Crystallophysical model of ion transport in single-crystal Ba$_{1-x}$La$_{x}$F$_{2+x}$ and Ca$_{1-x}$Y$_{x}$F$_{2+x}$ superionic conductors

A crystallophysical model of ion transport is proposed based on the electrical and structural data for Ba$_{1-x}$La$_{x}$F$_{2+x}$ and Ca$_{1-x}$Y$_{x}$F$_{2+x}$ superionic conductors (sp. gr. $Fm\bar3m$), in which charge carriers are mobile interstitial F$_{mob}^-$ ions formed as a result of heterovalent substitutions of [$M_8R_6$F$_{69}$] structural clusters ($R$=La or Y) for [$M_{14}$F$_{64}$] fluorite fragments ($M$ = Ca or Ba). Single crystals of Ca$_{1-x}$Y$_{x}$F$_{2+x}$ (0.02 $\le x\le$ 0.16) and Ba$_{1-x}$La$_{x}$F$_{2+x}$ ($x=0.31$) solid solutions are prepared using directional solidification. Mobilities of ion carriers in Ba$_{0.69}$La$_{0.31}$F$_{2.31}$, Ca$_{0.84}$Y$_{0.16}$F$_{2.16}$, Pb$_{0.67}$Cd$_{0.33}$F$_{2}$ and Pb$_{0.9}$Sc$_{0.1}$F$_{2.1}$ isostructural superionic conductors are compared.
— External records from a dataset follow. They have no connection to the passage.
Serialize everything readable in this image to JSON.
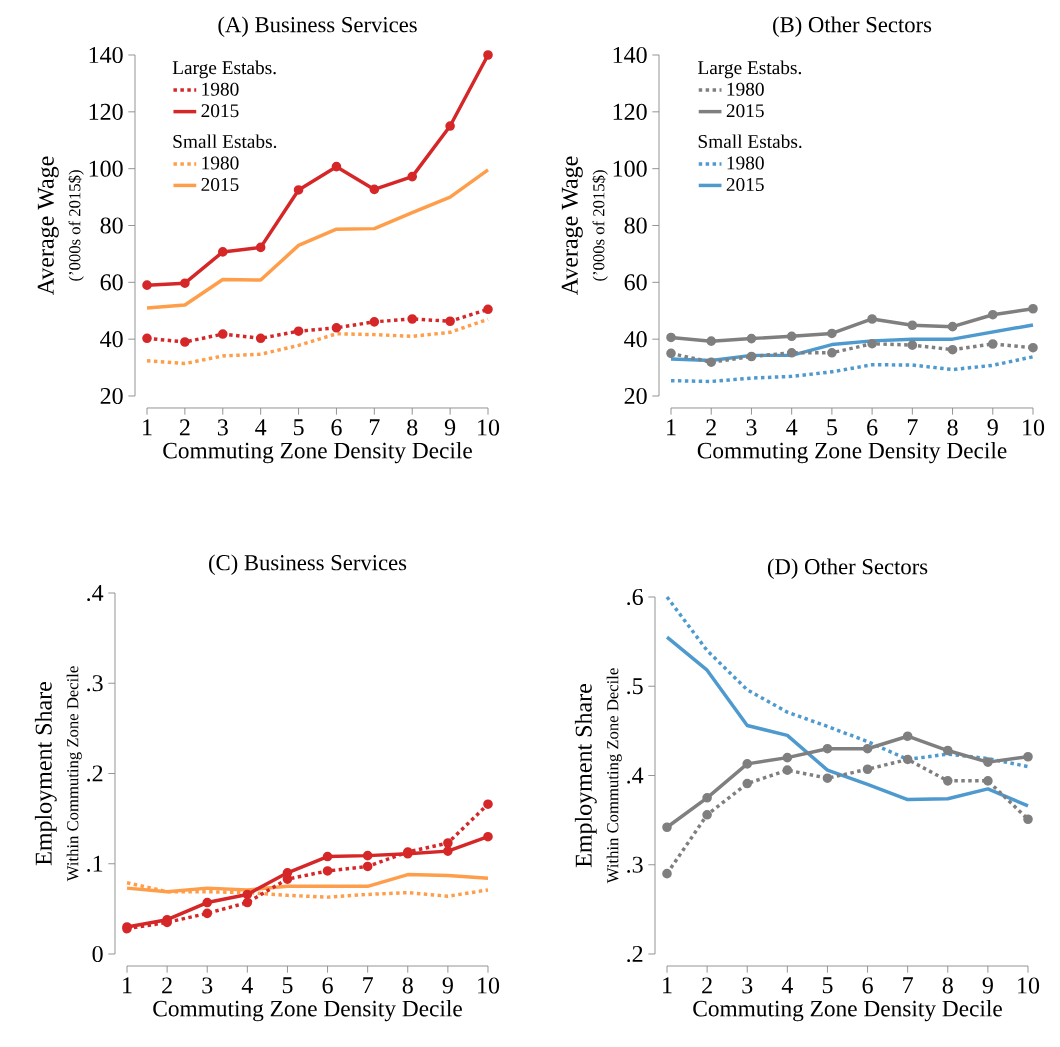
{
  "chart_data": [
    {
      "type": "line",
      "title": "(A) Business Services",
      "xlabel": "Commuting Zone Density Decile",
      "ylabel": "Average Wage",
      "annotations": [
        "(’000s of 2015$)",
        "Large Estabs.",
        "Small Estabs."
      ],
      "x": [
        1,
        2,
        3,
        4,
        5,
        6,
        7,
        8,
        9,
        10
      ],
      "xlim": [
        1,
        10
      ],
      "xticks": [
        1,
        2,
        3,
        4,
        5,
        6,
        7,
        8,
        9,
        10
      ],
      "ylim": [
        20,
        140
      ],
      "yticks": [
        20,
        40,
        60,
        80,
        100,
        120,
        140
      ],
      "legend": "top left",
      "series": [
        {
          "name": "1980",
          "color": "#d62728",
          "marker": "circle",
          "line_style": "dotted",
          "values": [
            40.3,
            39,
            41.8,
            40.3,
            42.8,
            44,
            46.1,
            47.1,
            46.3,
            50.5
          ]
        },
        {
          "name": "2015",
          "color": "#d62728",
          "marker": "circle",
          "line_style": "solid",
          "values": [
            59,
            59.7,
            70.7,
            72.3,
            92.5,
            100.7,
            92.7,
            97.2,
            115,
            140
          ]
        },
        {
          "name": "1980",
          "color": "#ff9e4a",
          "marker": "none",
          "line_style": "dotted",
          "values": [
            32.4,
            31.4,
            34.1,
            34.7,
            37.8,
            41.9,
            41.6,
            41,
            42.4,
            47
          ]
        },
        {
          "name": "2015",
          "color": "#ff9e4a",
          "marker": "none",
          "line_style": "solid",
          "values": [
            51,
            52,
            61,
            60.8,
            73,
            78.7,
            78.9,
            84.5,
            90,
            99.6
          ]
        }
      ]
    },
    {
      "type": "line",
      "title": "(B) Other Sectors",
      "xlabel": "Commuting Zone Density Decile",
      "ylabel": "Average Wage",
      "annotations": [
        "(’000s of 2015$)",
        "Large Estabs.",
        "Small Estabs."
      ],
      "x": [
        1,
        2,
        3,
        4,
        5,
        6,
        7,
        8,
        9,
        10
      ],
      "xlim": [
        1,
        10
      ],
      "xticks": [
        1,
        2,
        3,
        4,
        5,
        6,
        7,
        8,
        9,
        10
      ],
      "ylim": [
        20,
        140
      ],
      "yticks": [
        20,
        40,
        60,
        80,
        100,
        120,
        140
      ],
      "legend": "top left",
      "series": [
        {
          "name": "1980",
          "color": "#7f7f7f",
          "marker": "circle",
          "line_style": "dotted",
          "values": [
            35,
            31.9,
            33.9,
            35.2,
            35.2,
            38.4,
            37.9,
            36.3,
            38.3,
            37
          ]
        },
        {
          "name": "2015",
          "color": "#7f7f7f",
          "marker": "circle",
          "line_style": "solid",
          "values": [
            40.6,
            39.3,
            40.2,
            41,
            42,
            47.1,
            44.9,
            44.4,
            48.6,
            50.7
          ]
        },
        {
          "name": "1980",
          "color": "#4e9acf",
          "marker": "none",
          "line_style": "dotted",
          "values": [
            25.4,
            25.1,
            26.3,
            26.9,
            28.5,
            31,
            30.9,
            29.3,
            30.8,
            33.8
          ]
        },
        {
          "name": "2015",
          "color": "#4e9acf",
          "marker": "none",
          "line_style": "solid",
          "values": [
            33,
            32.5,
            34.3,
            34.3,
            38.1,
            39.4,
            40,
            40,
            42.5,
            45
          ]
        }
      ]
    },
    {
      "type": "line",
      "title": "(C) Business Services",
      "xlabel": "Commuting Zone Density Decile",
      "ylabel": "Employment Share",
      "annotations": [
        "Within Commuting Zone Decile"
      ],
      "x": [
        1,
        2,
        3,
        4,
        5,
        6,
        7,
        8,
        9,
        10
      ],
      "xlim": [
        1,
        10
      ],
      "xticks": [
        1,
        2,
        3,
        4,
        5,
        6,
        7,
        8,
        9,
        10
      ],
      "ylim": [
        0,
        0.4
      ],
      "yticks": [
        0,
        {
          "value": 0.1,
          "label": ".1"
        },
        {
          "value": 0.2,
          "label": ".2"
        },
        {
          "value": 0.3,
          "label": ".3"
        },
        {
          "value": 0.4,
          "label": ".4"
        }
      ],
      "series": [
        {
          "color": "#d62728",
          "marker": "circle",
          "line_style": "dotted",
          "values": [
            0.028,
            0.035,
            0.045,
            0.057,
            0.083,
            0.092,
            0.097,
            0.113,
            0.123,
            0.166
          ]
        },
        {
          "color": "#d62728",
          "marker": "circle",
          "line_style": "solid",
          "values": [
            0.03,
            0.038,
            0.057,
            0.066,
            0.09,
            0.108,
            0.109,
            0.111,
            0.114,
            0.13
          ]
        },
        {
          "color": "#ff9e4a",
          "marker": "none",
          "line_style": "dotted",
          "values": [
            0.079,
            0.069,
            0.069,
            0.068,
            0.065,
            0.063,
            0.066,
            0.068,
            0.064,
            0.071
          ]
        },
        {
          "color": "#ff9e4a",
          "marker": "none",
          "line_style": "solid",
          "values": [
            0.073,
            0.069,
            0.073,
            0.071,
            0.075,
            0.075,
            0.075,
            0.088,
            0.087,
            0.084
          ]
        }
      ]
    },
    {
      "type": "line",
      "title": "(D) Other Sectors",
      "xlabel": "Commuting Zone Density Decile",
      "ylabel": "Employment Share",
      "annotations": [
        "Within Commuting Zone Decile"
      ],
      "x": [
        1,
        2,
        3,
        4,
        5,
        6,
        7,
        8,
        9,
        10
      ],
      "xlim": [
        1,
        10
      ],
      "xticks": [
        1,
        2,
        3,
        4,
        5,
        6,
        7,
        8,
        9,
        10
      ],
      "ylim": [
        0.2,
        0.6
      ],
      "yticks": [
        {
          "value": 0.2,
          "label": ".2"
        },
        {
          "value": 0.3,
          "label": ".3"
        },
        {
          "value": 0.4,
          "label": ".4"
        },
        {
          "value": 0.5,
          "label": ".5"
        },
        {
          "value": 0.6,
          "label": ".6"
        }
      ],
      "series": [
        {
          "color": "#7f7f7f",
          "marker": "circle",
          "line_style": "dotted",
          "values": [
            0.29,
            0.356,
            0.391,
            0.406,
            0.397,
            0.407,
            0.418,
            0.394,
            0.394,
            0.351
          ]
        },
        {
          "color": "#7f7f7f",
          "marker": "circle",
          "line_style": "solid",
          "values": [
            0.342,
            0.375,
            0.413,
            0.42,
            0.43,
            0.43,
            0.444,
            0.428,
            0.415,
            0.421
          ]
        },
        {
          "color": "#4e9acf",
          "marker": "none",
          "line_style": "dotted",
          "values": [
            0.6,
            0.54,
            0.496,
            0.471,
            0.455,
            0.438,
            0.418,
            0.424,
            0.419,
            0.41
          ]
        },
        {
          "color": "#4e9acf",
          "marker": "none",
          "line_style": "solid",
          "values": [
            0.555,
            0.518,
            0.456,
            0.445,
            0.406,
            0.39,
            0.373,
            0.374,
            0.385,
            0.366
          ]
        }
      ]
    }
  ]
}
Ba$_{1-x}$La$_{x}$F$_{2+x}$ and Ca$_{1-x}$Y$_{x}$F$_{2+x}$ crystals with improved conductometric and mechanical characteristics are promising for replacement of conventional electrolyte CaF$_{2}$ in galvanic cells for thermodynamic studies of chemical compounds.